There are a lot of options for what you can test, and the new changes have added even more to the pot.
- Ad image. There’s an infinite variety of images out there, and you can test them until the cows come home and be no closer to any one true solution. The problem, of course, is that you’re not narrowing things down. Stick with themes and illustrations, change up colors, styles and layouts.
- Ad text. Copy is always important. You need something relatively like clickbait to get attention and earn clicks, but you can’t be too much like clickbait in actuality lest you turn people away. This testing includes both the copy of the body and the headline, as well as any text in the image. Make sure to test them separately.
- Ad placement. News feed ads tend to be more effective than sidebar ads, but also more expensive, whereas sidebar ads can be great for attractive little brand awareness ads. Mobile ads are a whole other beast.
- Ad landing page. Different landing pages can make a huge difference, though that falls under the heading of landing page optimization rather than Facebook ad optimization.
- Ad targeting. There are an absolute ton of targeting options, including country, gender, age, income level, education level, relationship status, and more broad categories like purchase behaviors and interests. On top of all of that, you can create custom audiences out of your own audience, out of a mailing list, out of competitor lists, and even lookalike audiences. Even with everything else the same, audience targeting tests can easily take up a ton of time and money.
- Ad type. This is your broad objective, like website clicks, app engagement, event responses, video views, and the like. Choosing the right objective has been and will continue to be one of the most important decisions you can possibly make. Always decide what you want to get out of your ad before you pick an objective. If you want traffic, use website clicks or brand awareness. If you want account growth, use page likes. If you want conversions, use website conversions. If you want app installs, use app installs. Always pick the right objective.
- Ad optimization. This is where you can optimize for clicks, for views, or for reach. Clicks will be more expensive but higher converting. Views will be less expensive but less likely to convert. Reach will be the cheapest of all but might not convert at all; use it for brand awareness and the like, where exposure is more important than conversions.
- Ad bidding. Where possible, test between automatic and manual, and adjust your manual bids up and down to find the right sweet spot. If the objective’s optimization mode doesn’t allow the bidding strategy you want, consider changing the optimization.
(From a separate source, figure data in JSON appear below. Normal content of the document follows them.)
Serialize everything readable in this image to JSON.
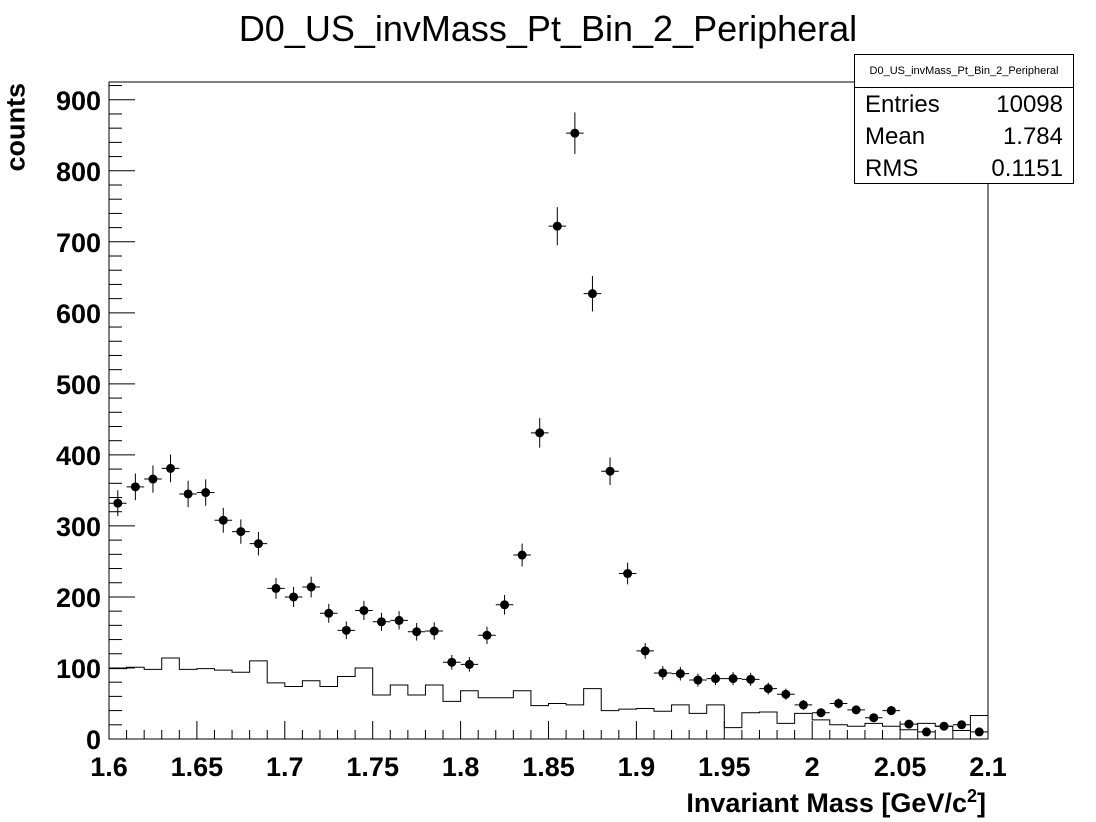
{
  "chart_data": {
    "type": "scatter",
    "title": "D0_US_invMass_Pt_Bin_2_Peripheral",
    "xlabel": "Invariant Mass [GeV/c^2]",
    "xlabel_base": "Invariant Mass [GeV/c",
    "xlabel_sup": "2",
    "xlabel_end": "]",
    "ylabel": "counts",
    "xlim": [
      1.6,
      2.1
    ],
    "ylim": [
      0,
      925
    ],
    "x_ticks": [
      "1.6",
      "1.65",
      "1.7",
      "1.75",
      "1.8",
      "1.85",
      "1.9",
      "1.95",
      "2",
      "2.05",
      "2.1"
    ],
    "y_ticks": [
      "0",
      "100",
      "200",
      "300",
      "400",
      "500",
      "600",
      "700",
      "800",
      "900"
    ],
    "grid": false,
    "stats_box": {
      "title": "D0_US_invMass_Pt_Bin_2_Peripheral",
      "entries_label": "Entries",
      "entries_value": "10098",
      "mean_label": "Mean",
      "mean_value": "1.784",
      "rms_label": "RMS",
      "rms_value": "0.1151"
    },
    "series": [
      {
        "style": "markers-with-error-bars",
        "x": [
          1.605,
          1.615,
          1.625,
          1.635,
          1.645,
          1.655,
          1.665,
          1.675,
          1.685,
          1.695,
          1.705,
          1.715,
          1.725,
          1.735,
          1.745,
          1.755,
          1.765,
          1.775,
          1.785,
          1.795,
          1.805,
          1.815,
          1.825,
          1.835,
          1.845,
          1.855,
          1.865,
          1.875,
          1.885,
          1.895,
          1.905,
          1.915,
          1.925,
          1.935,
          1.945,
          1.955,
          1.965,
          1.975,
          1.985,
          1.995,
          2.005,
          2.015,
          2.025,
          2.035,
          2.045,
          2.055,
          2.065,
          2.075,
          2.085,
          2.095
        ],
        "y": [
          332,
          355,
          366,
          381,
          345,
          347,
          308,
          292,
          275,
          212,
          200,
          214,
          177,
          153,
          181,
          165,
          167,
          151,
          152,
          108,
          105,
          146,
          189,
          259,
          431,
          722,
          853,
          627,
          377,
          233,
          124,
          93,
          92,
          83,
          85,
          85,
          84,
          71,
          63,
          48,
          37,
          50,
          41,
          30,
          40,
          21,
          10,
          18,
          20,
          10
        ]
      },
      {
        "style": "step-histogram",
        "x": [
          1.605,
          1.615,
          1.625,
          1.635,
          1.645,
          1.655,
          1.665,
          1.675,
          1.685,
          1.695,
          1.705,
          1.715,
          1.725,
          1.735,
          1.745,
          1.755,
          1.765,
          1.775,
          1.785,
          1.795,
          1.805,
          1.815,
          1.825,
          1.835,
          1.845,
          1.855,
          1.865,
          1.875,
          1.885,
          1.895,
          1.905,
          1.915,
          1.925,
          1.935,
          1.945,
          1.955,
          1.965,
          1.975,
          1.985,
          1.995,
          2.005,
          2.015,
          2.025,
          2.035,
          2.045,
          2.055,
          2.065,
          2.075,
          2.085,
          2.095
        ],
        "y": [
          99,
          101,
          98,
          114,
          98,
          99,
          97,
          94,
          110,
          79,
          74,
          82,
          74,
          88,
          100,
          62,
          76,
          62,
          76,
          53,
          68,
          58,
          58,
          68,
          47,
          50,
          48,
          71,
          40,
          42,
          43,
          39,
          48,
          36,
          48,
          16,
          37,
          38,
          22,
          36,
          27,
          20,
          18,
          22,
          18,
          13,
          22,
          18,
          12,
          33
        ]
      }
    ]
  }
}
- Ad charge. This is the bit about how you’re charged. For some objectives this will be fixed, while for others you can choose between CPC or CPM. Some use a variant of CPC like CPA, for example, post engagement only charges you for the actual engagement on your post, not for just clicks or views.
That’s a lot to test, and you don’t have a lot of space to do those tests. Remember, if you’re trying to test more than one variation at a time, it can grow exponentially in both effort and cost. Testing one ad with five different images is fine. Testing each image with five different headlines means you’re running 25 ad variations. Trying to add on another 5 options, like targeting options, to each of those ends up compounding to 125 ads, which is insane to try to manage.
Oh, and if you’re just now experiencing the effects of these changes, be very cautious when using data from the past few weeks as a baseline. The timing of these changes is poorly thought out on Facebook’s part. Thanksgiving, Black Friday and Cyber Monday all just happened, so data will be skewed. Lots of major advertisers are spending tons of money to buy up ads, which will increase the costs of many niches dramatically. Don’t attribute all rising costs to the changes alone.
Now, if the costs don’t drop after the holidays, you may have more of a cause to be concerned. Unfortunately, there’s a month or so before that happens, and that can be a lot of lost time. Optimize as best you can now, but take the data with a grain or six of salt.